İYİ BİR KONUŞMANIN STRATEJİSİ


Konuşmanızı öncelikle yazmak hem fikirlerinizi belli bir düzen içinde görmenize hem de bir ön
kontrol sürecine olanak tanır. Fikirlerimizi sadece aklınıza geldikleri gibi rastgele art arda sıralayıp bir
konudan diğerine atlayarak tartışabilir ya da konuşabilirsiniz. Ama bu durum dinleyicilerinizde
yalnızca kafa karışıklığı ve gerilime neden olacaktır. Bu sebeple önce elimizdeki bilgileri nasıl bir
düzen içinde, ne tarzda sunacağımıza karar vermemiz için gerekli zamanı da ayırmak gerekir.

Konuşma, üç parçalı bir yapı biçiminde hazırlanabilir. Bu basit üç parçalı yapı, açılış, ana metin ve
kapanıştan oluşmaktadır.

Açılış, dinleyici dikkatini ilk anda yakalamanıza da olanak tanıyan çengeli de (Dinleyicinin dikkatini
çekecek olan şey) içerecek biçimde, anafikir ya da temanızın girişinin yapıldığı ve konuşmanızın geri
kalanında neleri tartışacağınızın bir önserimini de içerir.
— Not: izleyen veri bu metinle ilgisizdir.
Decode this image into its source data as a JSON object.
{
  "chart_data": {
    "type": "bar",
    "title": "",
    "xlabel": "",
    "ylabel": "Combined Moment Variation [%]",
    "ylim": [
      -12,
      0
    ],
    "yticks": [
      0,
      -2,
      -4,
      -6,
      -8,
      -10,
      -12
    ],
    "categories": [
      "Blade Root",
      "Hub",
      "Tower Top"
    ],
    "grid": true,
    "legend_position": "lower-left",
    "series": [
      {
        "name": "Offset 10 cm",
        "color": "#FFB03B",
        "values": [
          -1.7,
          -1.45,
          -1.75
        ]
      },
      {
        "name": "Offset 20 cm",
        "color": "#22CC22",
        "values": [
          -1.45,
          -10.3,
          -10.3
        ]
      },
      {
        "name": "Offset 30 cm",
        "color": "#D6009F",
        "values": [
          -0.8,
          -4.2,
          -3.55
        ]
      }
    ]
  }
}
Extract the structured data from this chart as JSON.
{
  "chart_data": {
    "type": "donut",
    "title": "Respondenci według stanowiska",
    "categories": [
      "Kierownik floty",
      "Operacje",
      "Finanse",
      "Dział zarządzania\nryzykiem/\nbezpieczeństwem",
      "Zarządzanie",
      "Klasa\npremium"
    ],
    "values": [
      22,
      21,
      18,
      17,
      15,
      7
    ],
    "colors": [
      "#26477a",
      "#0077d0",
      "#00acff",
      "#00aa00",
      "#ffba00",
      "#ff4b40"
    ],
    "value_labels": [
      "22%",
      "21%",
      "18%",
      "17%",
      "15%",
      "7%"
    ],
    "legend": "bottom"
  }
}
Ana metin, konunun belli bir düzen içinde sunulduğu, anlamını oluşturduğunuz ve stratejik ve etkili
biçimde sunduğunuz bölümdür.

Kapanış, anlattıklarınızın, anahtar noktalarınızın ve fikirlerinizin kısa bir gözden geçirmesini de içeren
ve sonuç fikrini de kapsayan bölümdür.